Отчего ты тогда, сразу же не застрелил его на месте, как и положено мужчине, вступающему в поединок с соперником в любви? Но нет, ты разыграл перед ним отеческую заботливость и заслал его на другой конец света, а теперь все пятнадцать лет будешь смотреть, как он умирает у тебя на глазах.
Ведь тебе не избавиться от этого зрелища, в каких морях и под какими широтами ни пребывал бы Тодор.
Комната не была протоплена на ночь, внутри царил холод и окна были разрисованы морозным инеем, и все же Тимар, меряя шагами тесное пространство, непрестанно вытирал со лба пот.
Выходит. Несчастным становится каждый, кому он протягивает руку.
Его рука проклята!
Когда-то он, поддавшись самообольщению, тешил себя мыслью, что каждого, кого ни коснись, он делает счастливым; даже грешники и те встают на праведный путь. И вот оно, страшное прозрение: проклятие и муки дает его рука!
Обожаемая женщина по его вине несчастна, и ее страдания разделяет друг, у которого он, Тимар, коварно увел ее из-под носа.
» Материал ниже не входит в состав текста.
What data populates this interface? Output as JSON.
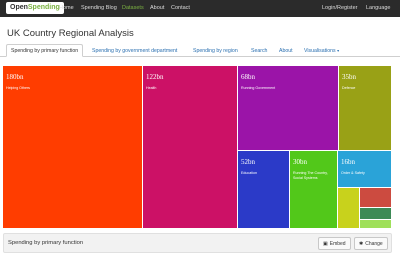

На страдания и нужду обречена другая женщина, любовь которой он похитил, а достойного места в мире ей подыскать не может.
А теперь еще этот человек, который по его милости вынужден пятнадцать лет слушать звон своих цепей!
Боже, какая кошмарная ночь! Неужели рассвет так никогда и не наступит?
В своей комнате он чувствовал себя, как в тюрьме, как в склепе.
А ведь к этому огорчительному письму еще сделана и приписка.
Тимар решил дочитать письмо и вернулся к столу.
Приписка, датированная двумя днями позже, гласила:
"Мною только что получено письмо из Пот-о-Пренса, где извещают, что с галеры, где находился и наш каторжанин, прошлой ночью на лодке бежали три невольника. Власти организовали преследование. Опасаюсь, что среди бежавших был и Кристян".